On the surface there was nothing out of the ordinary with the account in question. The necessary security registrations were present to satisfy multi-factor authentication and the user was able to log in where MFA was required. The one item that did stand out was that the account did have administrator rights. If multi-factor authentication was not an issue the next logical place to review was self-service password reset.

 

When looking at the self-service password reset settings within the tenant this organization choose to disable SSPR for administrator accounts.
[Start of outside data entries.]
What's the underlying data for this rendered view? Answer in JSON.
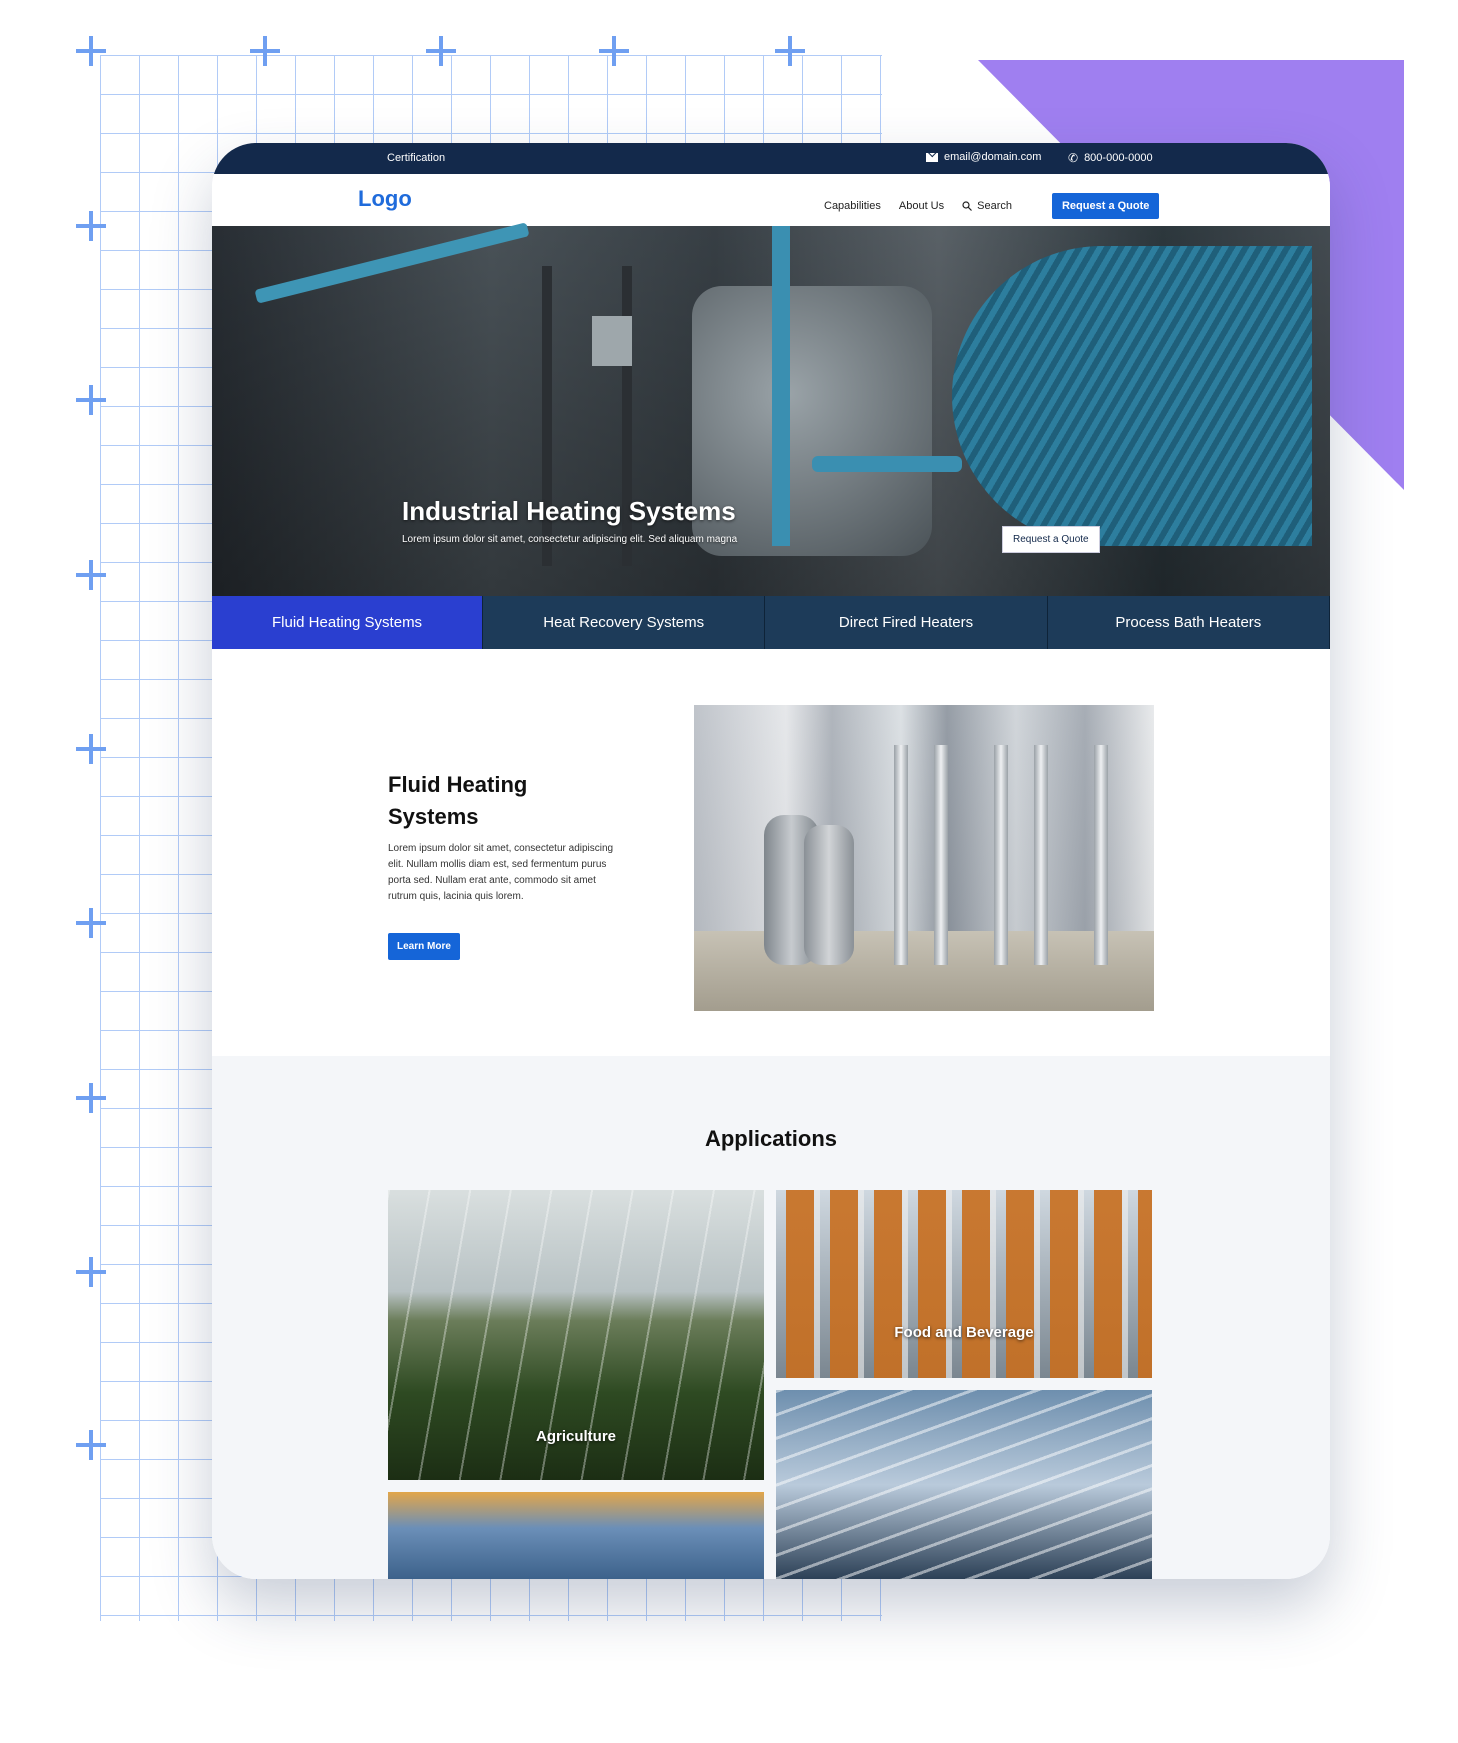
{
  "topbar": {
    "certification": "Certification",
    "email": "email@domain.com",
    "phone": "800-000-0000"
  },
  "header": {
    "logo": "Logo",
    "nav": [
      "Capabilities",
      "About Us"
    ],
    "search": "Search",
    "quote_button": "Request a Quote"
  },
  "hero": {
    "title": "Industrial Heating Systems",
    "subtitle": "Lorem ipsum dolor sit amet, consectetur adipiscing elit. Sed aliquam magna",
    "button": "Request a Quote"
  },
  "tabs": [
    {
      "label": "Fluid Heating Systems",
      "active": true
    },
    {
      "label": "Heat Recovery Systems",
      "active": false
    },
    {
      "label": "Direct Fired Heaters",
      "active": false
    },
    {
      "label": "Process Bath Heaters",
      "active": false
    }
  ],
  "feature": {
    "title": "Fluid Heating Systems",
    "body": "Lorem ipsum dolor sit amet, consectetur adipiscing elit. Nullam mollis diam est, sed fermentum purus porta sed. Nullam erat ante, commodo sit amet rutrum quis, lacinia quis lorem.",
    "button": "Learn More"
  },
  "applications": {
    "title": "Applications",
    "items": [
      {
        "label": "Agriculture"
      },
      {
        "label": "Food and Beverage"
      }
    ]
  },
  "colors": {
    "topbar": "#13294b",
    "accent_blue": "#1565d8",
    "active_tab": "#2a3fd0",
    "tab_bar": "#1d3b59",
    "purple": "#9f7ff0"
  }
}
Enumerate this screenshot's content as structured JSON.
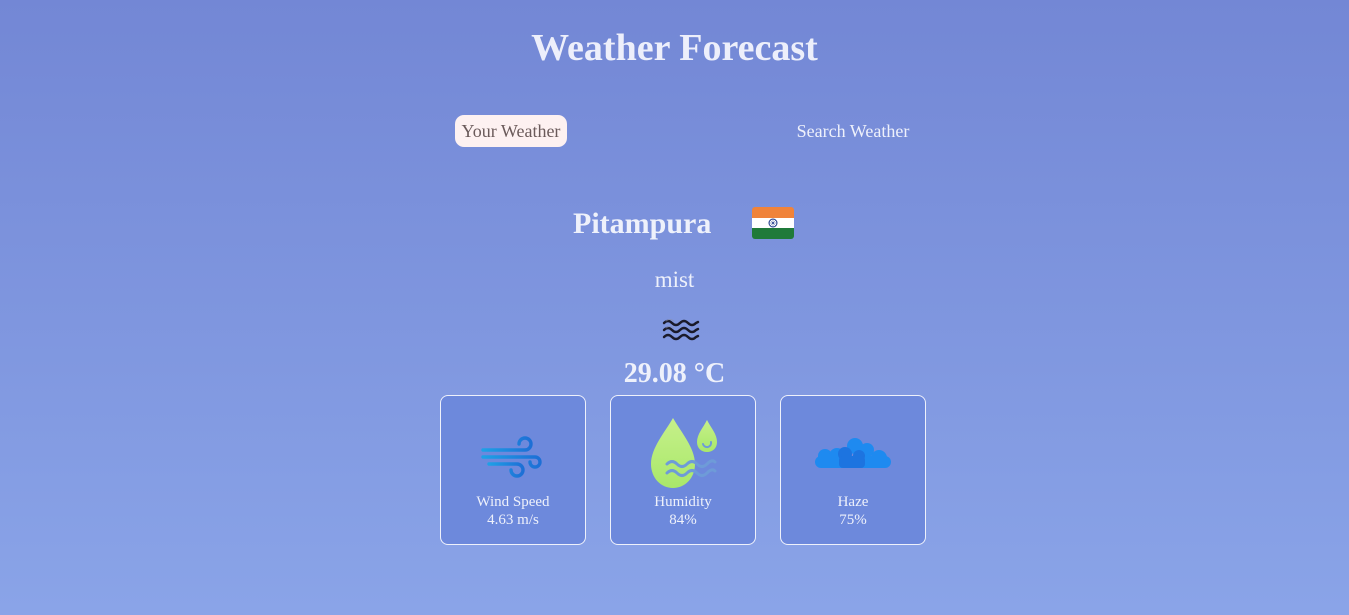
{
  "header": {
    "title": "Weather Forecast"
  },
  "tabs": [
    {
      "label": "Your Weather",
      "active": true
    },
    {
      "label": "Search Weather",
      "active": false
    }
  ],
  "location": {
    "city": "Pitampura",
    "country_flag_icon": "india-flag-icon"
  },
  "weather": {
    "condition": "mist",
    "condition_icon": "mist-icon",
    "temperature": "29.08 °C"
  },
  "cards": [
    {
      "label": "Wind Speed",
      "value": "4.63 m/s",
      "icon": "wind-icon"
    },
    {
      "label": "Humidity",
      "value": "84%",
      "icon": "humidity-icon"
    },
    {
      "label": "Haze",
      "value": "75%",
      "icon": "cloud-icon"
    }
  ],
  "colors": {
    "background_top": "#7387d5",
    "background_bottom": "#8aa4e8",
    "card_background": "#6d89dc",
    "active_tab_background": "#fdf1f1",
    "active_tab_text": "#6a5a5a",
    "text": "#eef1fb"
  }
}
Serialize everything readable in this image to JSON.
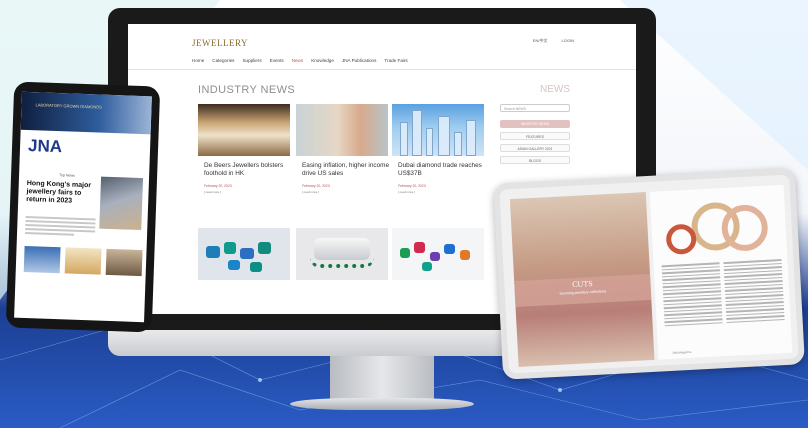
{
  "site": {
    "logo": "JEWELLERY",
    "header_right": [
      "EN/中文",
      "LOGIN"
    ],
    "nav": [
      "Home",
      "Categories",
      "Suppliers",
      "Events",
      "News",
      "Knowledge",
      "JNA Publications",
      "Trade Fairs"
    ],
    "nav_active": "News",
    "section_title": "INDUSTRY NEWS",
    "news_label": "NEWS",
    "sidebar": {
      "search_placeholder": "Search NEWS",
      "active": "INDUSTRY NEWS",
      "buttons": [
        "FEATURES",
        "ASIAN GALLERY 2021",
        "BLOGS"
      ]
    },
    "articles": [
      {
        "title": "De Beers Jewellers bolsters foothold in HK",
        "date": "February 20, 2023",
        "more": "[ read more ]"
      },
      {
        "title": "Easing inflation, higher income drive US sales",
        "date": "February 20, 2023",
        "more": "[ read more ]"
      },
      {
        "title": "Dubai diamond trade reaches US$37B",
        "date": "February 20, 2023",
        "more": "[ read more ]"
      }
    ]
  },
  "tablet_left": {
    "banner": "LABORATORY GROWN DIAMONDS",
    "logo": "JNA",
    "top_news_label": "Top News",
    "headline": "Hong Kong's major jewellery fairs to return in 2023"
  },
  "magazine": {
    "brand": "CUTS",
    "tagline": "Stunning jewellery collections",
    "footer": "JNA Magazine"
  }
}
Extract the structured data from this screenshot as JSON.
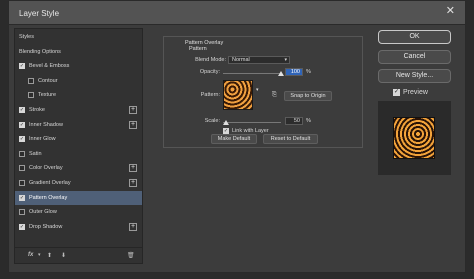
{
  "dialog": {
    "title": "Layer Style"
  },
  "sidebar": {
    "items": [
      {
        "label": "Styles",
        "checkbox": false,
        "checked": false,
        "plus": false,
        "indent": false,
        "active": false
      },
      {
        "label": "Blending Options",
        "checkbox": false,
        "checked": false,
        "plus": false,
        "indent": false,
        "active": false
      },
      {
        "label": "Bevel & Emboss",
        "checkbox": true,
        "checked": true,
        "plus": false,
        "indent": false,
        "active": false
      },
      {
        "label": "Contour",
        "checkbox": true,
        "checked": false,
        "plus": false,
        "indent": true,
        "active": false
      },
      {
        "label": "Texture",
        "checkbox": true,
        "checked": false,
        "plus": false,
        "indent": true,
        "active": false
      },
      {
        "label": "Stroke",
        "checkbox": true,
        "checked": true,
        "plus": true,
        "indent": false,
        "active": false
      },
      {
        "label": "Inner Shadow",
        "checkbox": true,
        "checked": true,
        "plus": true,
        "indent": false,
        "active": false
      },
      {
        "label": "Inner Glow",
        "checkbox": true,
        "checked": true,
        "plus": false,
        "indent": false,
        "active": false
      },
      {
        "label": "Satin",
        "checkbox": true,
        "checked": false,
        "plus": false,
        "indent": false,
        "active": false
      },
      {
        "label": "Color Overlay",
        "checkbox": true,
        "checked": false,
        "plus": true,
        "indent": false,
        "active": false
      },
      {
        "label": "Gradient Overlay",
        "checkbox": true,
        "checked": false,
        "plus": true,
        "indent": false,
        "active": false
      },
      {
        "label": "Pattern Overlay",
        "checkbox": true,
        "checked": true,
        "plus": false,
        "indent": false,
        "active": true
      },
      {
        "label": "Outer Glow",
        "checkbox": true,
        "checked": false,
        "plus": false,
        "indent": false,
        "active": false
      },
      {
        "label": "Drop Shadow",
        "checkbox": true,
        "checked": true,
        "plus": true,
        "indent": false,
        "active": false
      }
    ],
    "footer": {
      "fx_label": "fx"
    }
  },
  "pattern_overlay": {
    "group_title": "Pattern Overlay",
    "subgroup_title": "Pattern",
    "blend_mode_label": "Blend Mode:",
    "blend_mode_value": "Normal",
    "opacity_label": "Opacity:",
    "opacity_value": "100",
    "opacity_unit": "%",
    "opacity_level": 1.0,
    "pattern_label": "Pattern:",
    "snap_button": "Snap to Origin",
    "scale_label": "Scale:",
    "scale_value": "50",
    "scale_unit": "%",
    "scale_level": 0.05,
    "link_label": "Link with Layer",
    "make_default": "Make Default",
    "reset_default": "Reset to Default"
  },
  "actions": {
    "ok": "OK",
    "cancel": "Cancel",
    "new_style": "New Style...",
    "preview_label": "Preview"
  },
  "colors": {
    "accent": "#4f6078",
    "highlight": "#2f64b8",
    "pattern_orange": "#f0a040"
  }
}
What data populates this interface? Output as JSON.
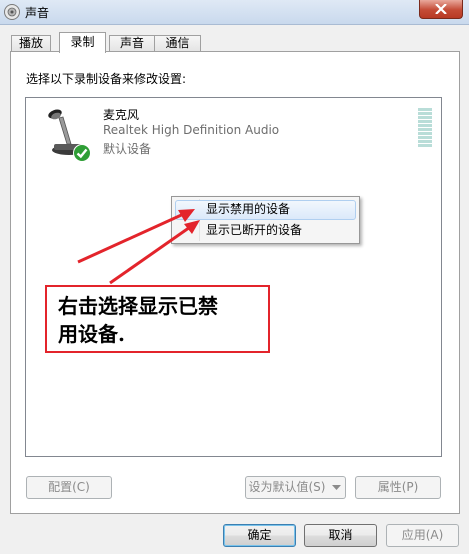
{
  "window": {
    "title": "声音",
    "icon": "speaker-icon",
    "close_icon": "close-icon"
  },
  "tabs": [
    {
      "label": "播放",
      "active": false
    },
    {
      "label": "录制",
      "active": true
    },
    {
      "label": "声音",
      "active": false
    },
    {
      "label": "通信",
      "active": false
    }
  ],
  "panel": {
    "instruction": "选择以下录制设备来修改设置:"
  },
  "device": {
    "name": "麦克风",
    "driver": "Realtek High Definition Audio",
    "status": "默认设备",
    "icon": "microphone-icon",
    "badge_icon": "green-check-icon"
  },
  "context_menu": {
    "items": [
      {
        "label": "显示禁用的设备",
        "highlighted": true
      },
      {
        "label": "显示已断开的设备",
        "highlighted": false
      }
    ]
  },
  "annotation": {
    "line1": "右击选择显示已禁",
    "line2": "用设备.",
    "color": "#e3242b"
  },
  "buttons": {
    "configure": "配置(C)",
    "set_default": "设为默认值(S)",
    "properties": "属性(P)",
    "ok": "确定",
    "cancel": "取消",
    "apply": "应用(A)"
  }
}
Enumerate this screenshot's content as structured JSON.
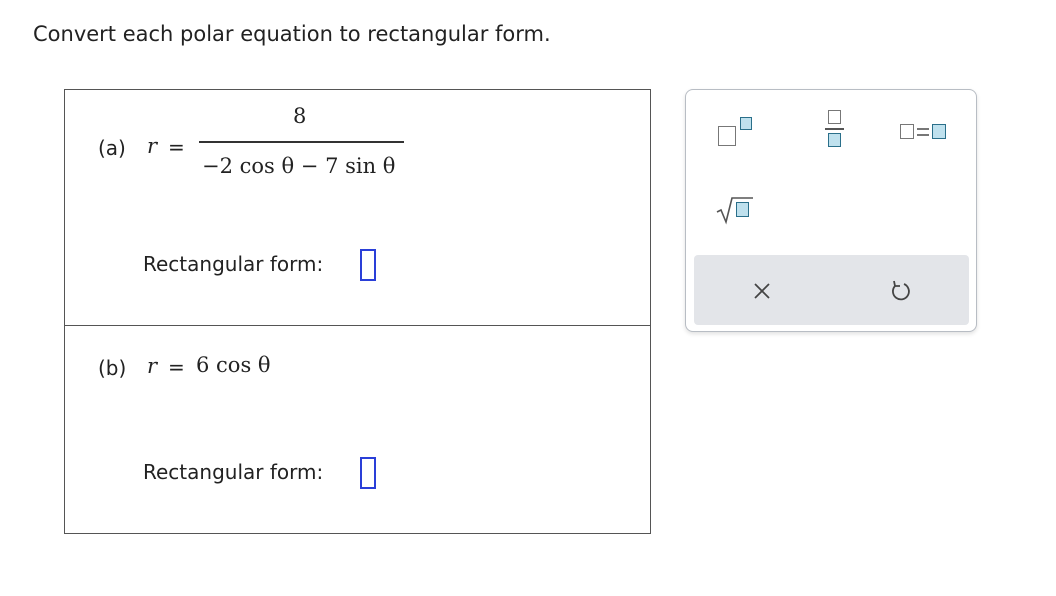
{
  "instruction": "Convert each polar equation to rectangular form.",
  "parts": [
    {
      "label": "(a)",
      "variable": "r",
      "equals": "=",
      "numerator": "8",
      "denominator": "−2 cos θ  −  7 sin θ",
      "answer_label": "Rectangular form:",
      "answer_value": ""
    },
    {
      "label": "(b)",
      "variable": "r",
      "equals": "=",
      "expression": "6 cos θ",
      "answer_label": "Rectangular form:",
      "answer_value": ""
    }
  ],
  "palette": {
    "buttons": [
      "superscript-button",
      "fraction-button",
      "equation-button",
      "square-root-button"
    ],
    "clear_symbol": "✕",
    "undo_symbol": "↺"
  },
  "colors": {
    "answer_box_border": "#2a3fd8",
    "template_fill": "#bfe1ee",
    "template_border": "#2a6f8a",
    "toolbar_bg": "#e3e5e9"
  }
}
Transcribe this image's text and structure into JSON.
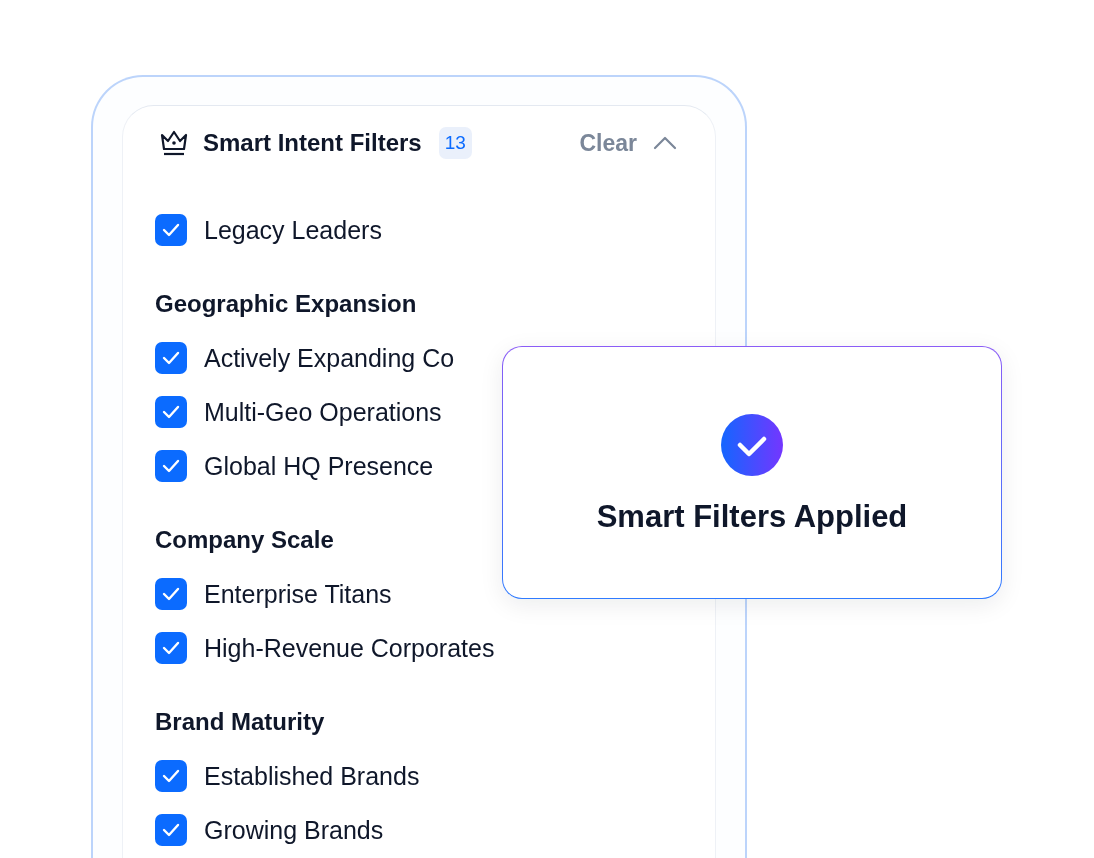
{
  "filter_panel": {
    "title": "Smart Intent Filters",
    "count": "13",
    "clear_label": "Clear",
    "expanded": true,
    "groups": [
      {
        "items": [
          {
            "label": "Legacy Leaders",
            "checked": true
          }
        ]
      },
      {
        "heading": "Geographic Expansion",
        "items": [
          {
            "label": "Actively Expanding Co",
            "checked": true
          },
          {
            "label": "Multi-Geo Operations",
            "checked": true
          },
          {
            "label": "Global HQ Presence",
            "checked": true
          }
        ]
      },
      {
        "heading": "Company Scale",
        "items": [
          {
            "label": "Enterprise Titans",
            "checked": true
          },
          {
            "label": "High-Revenue Corporates",
            "checked": true
          }
        ]
      },
      {
        "heading": "Brand Maturity",
        "items": [
          {
            "label": "Established Brands",
            "checked": true
          },
          {
            "label": "Growing Brands",
            "checked": true
          }
        ]
      }
    ]
  },
  "toast": {
    "title": "Smart Filters Applied"
  }
}
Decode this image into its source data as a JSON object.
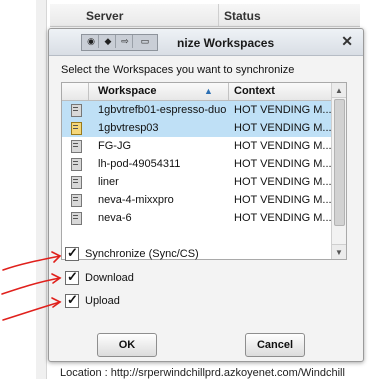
{
  "background": {
    "columns": [
      "Server",
      "Status"
    ],
    "footer": "Location : http://srperwindchillprd.azkoyenet.com/Windchill"
  },
  "dialog": {
    "title": "nize Workspaces",
    "instruction": "Select the Workspaces you want to synchronize",
    "table": {
      "headers": {
        "workspace": "Workspace",
        "context": "Context"
      },
      "sort_indicator": "▲",
      "rows": [
        {
          "workspace": "1gbvtrefb01-espresso-duo",
          "context": "HOT VENDING M...",
          "selected": true
        },
        {
          "workspace": "1gbvtresp03",
          "context": "HOT VENDING M...",
          "selected": true
        },
        {
          "workspace": "FG-JG",
          "context": "HOT VENDING M...",
          "selected": false
        },
        {
          "workspace": "lh-pod-49054311",
          "context": "HOT VENDING M...",
          "selected": false
        },
        {
          "workspace": "liner",
          "context": "HOT VENDING M...",
          "selected": false
        },
        {
          "workspace": "neva-4-mixxpro",
          "context": "HOT VENDING M...",
          "selected": false
        },
        {
          "workspace": "neva-6",
          "context": "HOT VENDING M...",
          "selected": false
        }
      ]
    },
    "options": [
      {
        "label": "Synchronize (Sync/CS)",
        "checked": true
      },
      {
        "label": "Download",
        "checked": true
      },
      {
        "label": "Upload",
        "checked": true
      }
    ],
    "buttons": {
      "ok": "OK",
      "cancel": "Cancel"
    }
  },
  "colors": {
    "selection": "#bfe0f6",
    "annotation": "#e0201c"
  }
}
The SSPR policies were applied to all users.

 

 

The prompt that is being displayed was due to the conflicting settings between the scope of SSPR application and administrators being excluded from the policy. When the administrator policy has been disabled the self-service password reset settings need to be changed to “selected” and applied to a group that does not include administrator accounts. The other method to mitigate this issue is to migrate from legacy per user MFA and self-service password reset to new authentication policies. The new authentication policies allow more fine-grained control of authentication methods and groups / users are applicable too. How to migrate to the Authentication methods policy – Microsoft Entra | Microsoft Learn

 

My suggestion in this case was to set up a custom attribute on administrator accounts. Using an Azure dynamic group all users where the custom attribute was not present were added to the group. This group was then selected for targeted self-service password reset application. This removed the all scope and excluded administrators from SSPR application.